Lead exposure causes long-term harm in both children and adults, though it is particularly harmful to young children. Children exposed to lead can suffer reduced IQ, shortened attention spans, learning disabilities and behavioral issues, the World Health Organization notes. The effects of lead exposure are irreversible.
The crisis first began in 2014 after Flint's water supply was switched from the Detroit Water and Sewerage Department's water to water from the Flint River, PEOPLE reported in 2016.
At the time, residents grew concerned when they started experiencing health issues, including fluctuating blood pressure, achy muscles, rashes and thinning hair, and also noticed a strange color and scent of the water coming out of their faucets. Tests ordered in August of that year revealed E. coli was in Flint's water, and parts of the city were ordered to boil the water before drinking it.
For over a year, elected officials denied that the city’s water was also contaminated with lead, but they finally admitted that the water wasn’t safe in September 2015.
That same month, a study released by doctors at the Hurley Medical Center in Flint found that the proportion of children and infants with above-average levels of lead in their blood had nearly doubled since the city began using the Flint River as its water source.
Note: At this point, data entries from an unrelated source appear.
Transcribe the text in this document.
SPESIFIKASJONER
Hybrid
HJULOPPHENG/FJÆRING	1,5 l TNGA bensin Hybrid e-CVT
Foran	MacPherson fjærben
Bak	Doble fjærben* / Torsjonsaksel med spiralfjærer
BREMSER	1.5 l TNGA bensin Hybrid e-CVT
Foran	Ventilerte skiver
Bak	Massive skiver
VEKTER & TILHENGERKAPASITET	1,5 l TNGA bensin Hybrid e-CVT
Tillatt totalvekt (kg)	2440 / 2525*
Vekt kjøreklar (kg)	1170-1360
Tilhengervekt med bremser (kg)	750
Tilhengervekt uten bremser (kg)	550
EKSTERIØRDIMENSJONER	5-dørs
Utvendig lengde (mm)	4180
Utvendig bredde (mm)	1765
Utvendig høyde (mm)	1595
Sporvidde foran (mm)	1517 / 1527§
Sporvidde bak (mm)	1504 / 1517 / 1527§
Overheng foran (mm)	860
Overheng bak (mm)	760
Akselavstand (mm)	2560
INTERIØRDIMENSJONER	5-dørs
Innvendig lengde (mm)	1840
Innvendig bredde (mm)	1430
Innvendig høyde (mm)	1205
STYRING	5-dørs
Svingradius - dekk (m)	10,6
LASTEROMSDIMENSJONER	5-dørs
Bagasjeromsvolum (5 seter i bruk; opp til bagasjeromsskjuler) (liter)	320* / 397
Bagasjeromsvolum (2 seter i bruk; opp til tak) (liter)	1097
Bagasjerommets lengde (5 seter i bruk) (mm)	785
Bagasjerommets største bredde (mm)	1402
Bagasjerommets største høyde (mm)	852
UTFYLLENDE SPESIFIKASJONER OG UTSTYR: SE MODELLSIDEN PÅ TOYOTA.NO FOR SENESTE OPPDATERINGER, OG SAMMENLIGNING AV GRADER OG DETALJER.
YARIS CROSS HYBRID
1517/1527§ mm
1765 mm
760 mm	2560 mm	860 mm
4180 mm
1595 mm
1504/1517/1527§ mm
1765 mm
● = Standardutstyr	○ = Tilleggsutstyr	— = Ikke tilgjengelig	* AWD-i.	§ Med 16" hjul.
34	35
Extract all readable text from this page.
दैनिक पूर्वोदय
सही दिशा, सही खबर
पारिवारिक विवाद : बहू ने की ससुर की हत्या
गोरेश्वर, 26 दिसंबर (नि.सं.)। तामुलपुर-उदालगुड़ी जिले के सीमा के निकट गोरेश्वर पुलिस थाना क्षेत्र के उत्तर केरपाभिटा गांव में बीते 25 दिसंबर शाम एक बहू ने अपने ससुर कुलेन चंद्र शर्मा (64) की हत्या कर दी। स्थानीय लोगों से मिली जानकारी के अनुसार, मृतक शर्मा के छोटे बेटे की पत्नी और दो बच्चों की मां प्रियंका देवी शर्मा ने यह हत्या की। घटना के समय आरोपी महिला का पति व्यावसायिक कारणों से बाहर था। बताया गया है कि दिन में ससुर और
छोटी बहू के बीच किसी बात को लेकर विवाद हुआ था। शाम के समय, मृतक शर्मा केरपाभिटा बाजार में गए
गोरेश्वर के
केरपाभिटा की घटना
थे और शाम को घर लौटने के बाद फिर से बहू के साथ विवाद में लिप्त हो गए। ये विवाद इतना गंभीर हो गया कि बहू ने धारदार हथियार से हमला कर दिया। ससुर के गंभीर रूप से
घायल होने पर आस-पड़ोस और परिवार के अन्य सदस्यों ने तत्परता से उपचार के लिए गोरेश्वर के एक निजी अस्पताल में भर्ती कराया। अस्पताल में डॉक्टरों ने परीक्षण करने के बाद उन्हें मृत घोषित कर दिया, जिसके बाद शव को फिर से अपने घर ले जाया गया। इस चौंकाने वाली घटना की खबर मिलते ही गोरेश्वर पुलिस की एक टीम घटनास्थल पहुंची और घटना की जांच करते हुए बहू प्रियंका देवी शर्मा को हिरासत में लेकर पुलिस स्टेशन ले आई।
RELATED VIDEO: Flint Doctor Exposes Lead Water Crisis and Helps the Most Vulnerable: 'We’re Not Giving Up on These Kids'
Flint resumed using the Detroit water system as its main water source by late October, but at that point, thousands of the city’s children had already been exposed. By December, Michigan had declared a state of emergency.
According to the Detroit Free Press, the water sourced from the Flint River reportedly had high levels of lead as it is more corrosive than other water sources and therefore drew toxic metal out of the city’s water pipes.
In the years since, city and state officials have been working to help the Flint residents, many of whom still opt to use bottled water for cooking, drinking and bathing as a precaution, the New York Times reported.
Last week, Mayor Sheldon Neeley announced that the project to replace lead service lines — initially planned to be completed by January 2020 but forced to pause amid the coronavirus pandemic — was in its final phase with less than 2,500 Flint homes still awaiting line replacement, according to the Times.
Those who were living in Flint between 2014 and 2016 may be eligible for a claim in the settlement, and the victims will start receiving their payments in spring 2021, the Times reported.